Surface metal matrix composites offer an excellent solution for applications where surface properties play a crucial role in components’ performance and durability, such as greater corrosion resistance, better wear resistance, and high formability. Solid-state processing techniques, such as friction surfacing and friction stir welding/processing, offer several advantages over conventional liquid-phase processing methods. This research investigated the feasibility of producing surface composites of aluminium-based dissimilar alloys reinforced with functional microparticles through experimental validation, determined the process parameters that resulted in a more homogeneous distribution of the particles in the surface composites, and enhanced the understanding of Upward Friction Stir Processing (UFSP) technology. The production of aluminium-based dissimilar alloys (AA 7075-T651 and AA 6082-T651) surface composites reinforced with SiC particles was studied, and it was concluded that the macrography and micrography analyses, scanning electron microscopy (SEM) analysis, microhardness measurements, and eddy currents technique reveal an extensive and homogeneous incorporation of SiC particles.
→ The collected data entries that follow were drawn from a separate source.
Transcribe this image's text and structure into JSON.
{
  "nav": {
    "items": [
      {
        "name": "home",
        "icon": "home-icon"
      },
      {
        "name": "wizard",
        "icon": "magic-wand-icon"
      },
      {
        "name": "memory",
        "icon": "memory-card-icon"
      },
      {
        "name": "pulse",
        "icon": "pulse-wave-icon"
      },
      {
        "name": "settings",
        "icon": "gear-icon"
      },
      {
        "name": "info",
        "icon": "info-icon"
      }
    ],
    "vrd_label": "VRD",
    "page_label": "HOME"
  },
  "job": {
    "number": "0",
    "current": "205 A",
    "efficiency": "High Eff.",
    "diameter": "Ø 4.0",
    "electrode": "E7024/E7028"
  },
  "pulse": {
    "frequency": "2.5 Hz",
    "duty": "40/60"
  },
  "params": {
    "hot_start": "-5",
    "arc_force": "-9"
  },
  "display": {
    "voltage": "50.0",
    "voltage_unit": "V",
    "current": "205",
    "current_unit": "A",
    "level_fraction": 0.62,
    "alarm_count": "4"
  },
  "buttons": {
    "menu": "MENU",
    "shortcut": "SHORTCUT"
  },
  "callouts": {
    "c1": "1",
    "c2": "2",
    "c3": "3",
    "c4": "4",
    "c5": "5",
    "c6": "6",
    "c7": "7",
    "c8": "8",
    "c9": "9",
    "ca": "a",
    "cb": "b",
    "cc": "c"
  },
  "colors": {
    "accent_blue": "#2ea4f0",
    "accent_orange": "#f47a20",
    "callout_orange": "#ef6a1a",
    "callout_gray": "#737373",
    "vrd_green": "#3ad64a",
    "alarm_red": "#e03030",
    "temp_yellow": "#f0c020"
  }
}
In the stirred zone, a decrease of approximately 20 HV 0.5 in hardness was observed compared to the base material. This reduction is attributed to the weakening effect caused by low-temperature annealing during UFSP, which reduces the strengthening effect of the T651 heat treatment. Additionally, the presence of particles did not affect the surface composite hardness in the stirred zone. Furthermore, despite the presence of significant internal defects, SEM analyses revealed evidence of the lower alloy merging with the upper zone, indicating that the lower plate had a role beyond being merely sacrificial. Therefore, the production of bimetallic composites through UFSP may offer advantages over composites produced from a monometallic matrix. The results of the eddy currents testing and microhardness measurements support this finding and are consistent with the SEM/EDS analyses.